The bill is supposed to be a major move by Prime Minister Theresa May to prohibit convicts and fraudulent foreign authorities from altering the sources of money in the UK.
The MPs from the committee of 12 members, comprising members from both the House of Commons and the House of Lords oversaw the bill. They claimed that the bill if enacted would fail to frame an appropriate structure to corroborate and administer the reliability of property-owners’ filings. They also pressed concerns on the fact that the anti-money laundering bill does not pressurise the owners from foreign country to reveal their proper entities in the country.
According to the report of the joint committee on the draft Registration of Overseas Entities Bill, properties of worth £180 million were investigated between 2004 and 2015, under the pretences of criminal investigation.
While 160 properties with worth of more than £4 billion, purchased by highly corrupt individual came under the scrutiny, 86,000 properties in England and Wales were recognised as the properties of “tax havens”. The report also mentions that approximately £90 billion is transferred illegally from the UK every year.

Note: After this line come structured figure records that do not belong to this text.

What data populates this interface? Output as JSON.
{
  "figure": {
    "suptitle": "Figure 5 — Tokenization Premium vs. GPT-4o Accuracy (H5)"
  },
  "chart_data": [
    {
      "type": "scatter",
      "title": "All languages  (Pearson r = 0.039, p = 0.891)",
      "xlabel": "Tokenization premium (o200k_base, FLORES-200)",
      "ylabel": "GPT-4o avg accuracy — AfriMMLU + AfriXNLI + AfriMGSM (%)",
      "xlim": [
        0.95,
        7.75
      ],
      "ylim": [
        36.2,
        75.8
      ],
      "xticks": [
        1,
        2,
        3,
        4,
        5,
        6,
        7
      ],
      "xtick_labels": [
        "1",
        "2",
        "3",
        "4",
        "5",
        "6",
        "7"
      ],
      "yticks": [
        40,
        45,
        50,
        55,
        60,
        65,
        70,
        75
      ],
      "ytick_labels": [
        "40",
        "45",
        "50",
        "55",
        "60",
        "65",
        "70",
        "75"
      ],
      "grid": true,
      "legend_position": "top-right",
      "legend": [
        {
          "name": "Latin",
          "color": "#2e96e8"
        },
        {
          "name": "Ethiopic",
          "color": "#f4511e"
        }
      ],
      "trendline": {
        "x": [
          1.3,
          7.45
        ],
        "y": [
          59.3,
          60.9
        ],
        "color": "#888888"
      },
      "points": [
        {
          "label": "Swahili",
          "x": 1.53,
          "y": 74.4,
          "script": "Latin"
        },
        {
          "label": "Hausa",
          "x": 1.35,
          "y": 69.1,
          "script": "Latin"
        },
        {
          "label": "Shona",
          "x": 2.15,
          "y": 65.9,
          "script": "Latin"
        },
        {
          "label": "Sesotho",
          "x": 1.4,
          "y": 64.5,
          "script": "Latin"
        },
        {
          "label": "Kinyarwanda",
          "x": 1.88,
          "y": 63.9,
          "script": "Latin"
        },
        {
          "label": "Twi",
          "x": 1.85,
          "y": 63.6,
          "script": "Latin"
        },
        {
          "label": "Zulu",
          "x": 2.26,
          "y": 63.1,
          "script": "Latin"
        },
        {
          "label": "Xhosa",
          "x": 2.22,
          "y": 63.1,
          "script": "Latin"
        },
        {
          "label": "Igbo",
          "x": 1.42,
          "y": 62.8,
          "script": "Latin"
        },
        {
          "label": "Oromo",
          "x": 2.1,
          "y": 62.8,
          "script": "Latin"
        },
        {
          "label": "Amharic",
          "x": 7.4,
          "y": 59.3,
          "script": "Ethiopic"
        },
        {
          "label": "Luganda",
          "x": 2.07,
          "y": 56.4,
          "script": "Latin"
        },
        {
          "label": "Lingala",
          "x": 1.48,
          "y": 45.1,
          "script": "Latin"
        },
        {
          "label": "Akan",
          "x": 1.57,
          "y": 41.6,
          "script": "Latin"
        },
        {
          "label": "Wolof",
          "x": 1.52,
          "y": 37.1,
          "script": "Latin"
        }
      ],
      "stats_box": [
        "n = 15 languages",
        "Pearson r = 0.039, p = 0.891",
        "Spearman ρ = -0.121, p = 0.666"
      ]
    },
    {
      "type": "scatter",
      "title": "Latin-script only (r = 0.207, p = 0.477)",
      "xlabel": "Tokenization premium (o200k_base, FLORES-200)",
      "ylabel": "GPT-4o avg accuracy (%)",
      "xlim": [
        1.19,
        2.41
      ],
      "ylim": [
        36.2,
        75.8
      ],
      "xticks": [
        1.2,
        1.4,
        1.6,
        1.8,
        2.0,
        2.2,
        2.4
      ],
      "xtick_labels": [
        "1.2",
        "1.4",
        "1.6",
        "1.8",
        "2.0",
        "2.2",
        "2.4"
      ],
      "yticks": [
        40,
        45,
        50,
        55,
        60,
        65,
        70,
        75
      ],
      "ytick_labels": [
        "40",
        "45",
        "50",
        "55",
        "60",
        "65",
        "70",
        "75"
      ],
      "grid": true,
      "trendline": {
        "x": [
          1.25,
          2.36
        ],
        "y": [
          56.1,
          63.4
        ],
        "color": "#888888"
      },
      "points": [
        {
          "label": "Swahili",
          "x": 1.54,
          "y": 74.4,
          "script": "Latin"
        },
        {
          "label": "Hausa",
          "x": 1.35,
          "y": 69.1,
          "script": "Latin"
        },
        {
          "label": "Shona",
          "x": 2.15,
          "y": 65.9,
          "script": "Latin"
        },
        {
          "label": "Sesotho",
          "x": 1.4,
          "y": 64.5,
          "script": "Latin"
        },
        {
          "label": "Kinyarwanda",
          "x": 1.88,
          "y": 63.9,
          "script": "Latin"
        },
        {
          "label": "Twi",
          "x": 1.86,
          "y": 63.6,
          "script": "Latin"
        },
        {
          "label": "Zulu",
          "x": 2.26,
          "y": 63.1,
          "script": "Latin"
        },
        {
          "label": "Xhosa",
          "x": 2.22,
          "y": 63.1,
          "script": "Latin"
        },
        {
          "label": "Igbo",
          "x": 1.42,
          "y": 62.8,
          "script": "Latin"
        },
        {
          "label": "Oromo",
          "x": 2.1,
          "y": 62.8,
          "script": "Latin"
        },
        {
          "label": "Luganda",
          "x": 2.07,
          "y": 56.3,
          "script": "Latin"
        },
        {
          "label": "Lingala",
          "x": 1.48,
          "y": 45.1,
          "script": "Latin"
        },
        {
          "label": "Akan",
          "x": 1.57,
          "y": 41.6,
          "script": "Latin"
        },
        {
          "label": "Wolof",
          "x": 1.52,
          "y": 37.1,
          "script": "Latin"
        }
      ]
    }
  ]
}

Along with Edward Faulks, Conservative chairman of the joint committee, the lawmakers from the House of Commons and House of Lords have raised concerns regarding the bill to minimise money laundering.

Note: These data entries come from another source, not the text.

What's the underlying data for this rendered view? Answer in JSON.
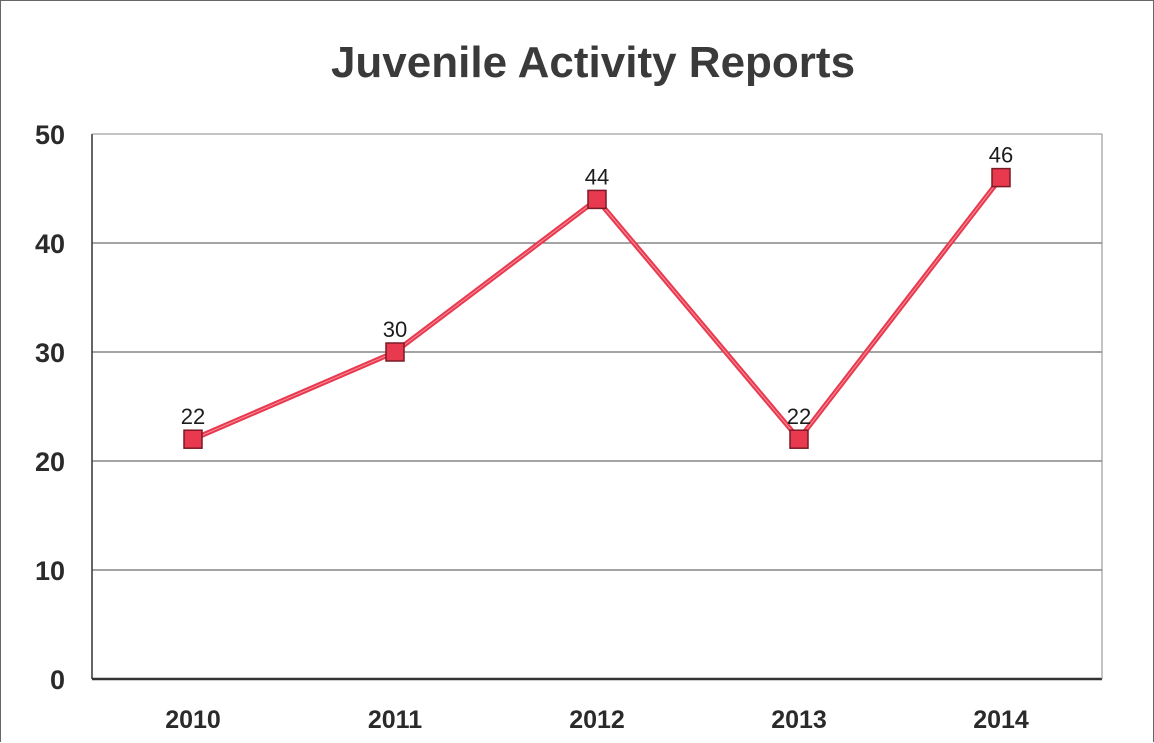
{
  "chart_data": {
    "type": "line",
    "title": "Juvenile Activity Reports",
    "categories": [
      "2010",
      "2011",
      "2012",
      "2013",
      "2014"
    ],
    "series": [
      {
        "values": [
          22,
          30,
          44,
          22,
          46
        ],
        "color": "#e8394f",
        "marker": "square"
      }
    ],
    "data_labels": [
      "22",
      "30",
      "44",
      "22",
      "46"
    ],
    "ylim": [
      0,
      50
    ],
    "yticks": [
      "0",
      "10",
      "20",
      "30",
      "40",
      "50"
    ],
    "grid": true,
    "legend": "none"
  }
}
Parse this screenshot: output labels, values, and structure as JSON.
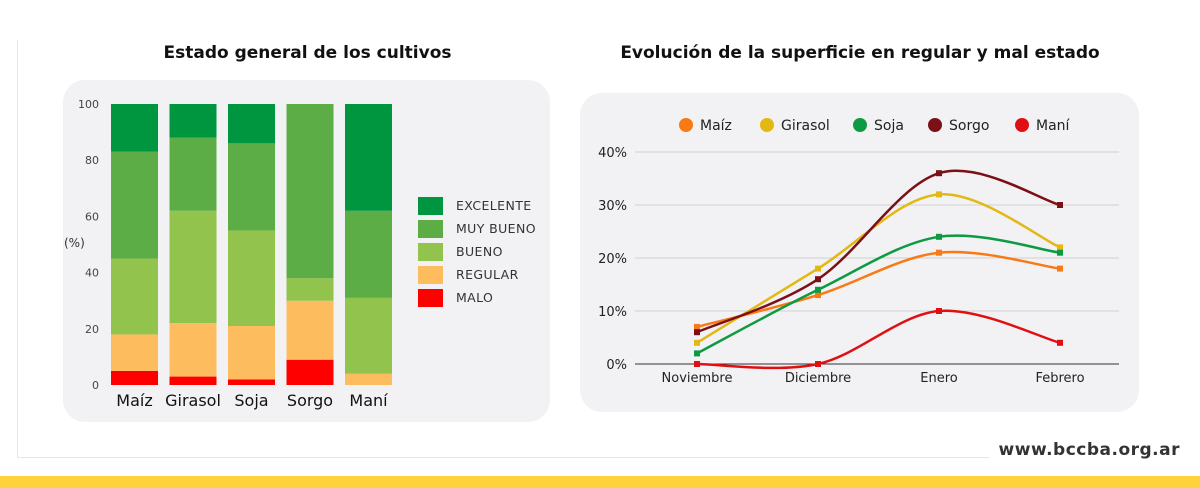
{
  "site": {
    "url": "www.bccba.org.ar"
  },
  "colors": {
    "excelente": "#00963f",
    "muy_bueno": "#5cad45",
    "bueno": "#92c34c",
    "regular": "#fdbd5e",
    "malo": "#ff0000",
    "maiz": "#f97a15",
    "girasol": "#e3b812",
    "soja": "#0d9a41",
    "sorgo": "#7b1016",
    "mani": "#e01012"
  },
  "chart_data": [
    {
      "type": "bar",
      "stacked": true,
      "title": "Estado general de los cultivos",
      "ylabel": "(%)",
      "xlabel": "",
      "ylim": [
        0,
        100
      ],
      "yticks": [
        "0",
        "20",
        "40",
        "60",
        "80",
        "100"
      ],
      "categories": [
        "Maíz",
        "Girasol",
        "Soja",
        "Sorgo",
        "Maní"
      ],
      "series": [
        {
          "name": "MALO",
          "values": [
            5,
            3,
            2,
            9,
            0
          ]
        },
        {
          "name": "REGULAR",
          "values": [
            13,
            19,
            19,
            21,
            4
          ]
        },
        {
          "name": "BUENO",
          "values": [
            27,
            40,
            34,
            8,
            27
          ]
        },
        {
          "name": "MUY BUENO",
          "values": [
            38,
            26,
            31,
            62,
            31
          ]
        },
        {
          "name": "EXCELENTE",
          "values": [
            17,
            12,
            14,
            0,
            38
          ]
        }
      ],
      "legend": [
        "EXCELENTE",
        "MUY BUENO",
        "BUENO",
        "REGULAR",
        "MALO"
      ],
      "legend_position": "right",
      "grid": false
    },
    {
      "type": "line",
      "title": "Evolución de la superficie en regular y mal estado",
      "xlabel": "",
      "ylabel": "",
      "x": [
        "Noviembre",
        "Diciembre",
        "Enero",
        "Febrero"
      ],
      "ylim": [
        0,
        40
      ],
      "yticks": [
        "0%",
        "10%",
        "20%",
        "30%",
        "40%"
      ],
      "series": [
        {
          "name": "Maíz",
          "values": [
            7,
            13,
            21,
            18
          ]
        },
        {
          "name": "Girasol",
          "values": [
            4,
            18,
            32,
            22
          ]
        },
        {
          "name": "Soja",
          "values": [
            2,
            14,
            24,
            21
          ]
        },
        {
          "name": "Sorgo",
          "values": [
            6,
            16,
            36,
            30
          ]
        },
        {
          "name": "Maní",
          "values": [
            0,
            0,
            10,
            4
          ]
        }
      ],
      "legend_position": "top",
      "grid": true
    }
  ]
}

Faulks, in relations with the bill and its limitations said, “We welcome this much-needed legislation as one of the vital tools required to create a hostile environment for money launderers who want to use the UK property market to hide unlawful funds.”
“The legislation is well drafted, but there are still some loopholes in the draft bill which, if unaddressed, could jeopardise the effectiveness of this important piece of legislation,” he added.
The lawmakers in regards with bill said, “The UK is valued for its democratic political environment, its independent legal system and its rigid protections. While these advantages have made property in this country popular among legitimate investors, they also appeal to those, such as money launderers, who may wish to use property to conceal illicit funds.”
To minimise money laundering some countries like New Zealand, India, Thailand and Switzerland have prohibited foreign individuals from owning property in the country. The report of the joint committee also asserts that the objective to develop a “hostile environment” for the corrupt individuals is at the prospect of jeopardy due to a lack of “teeth”.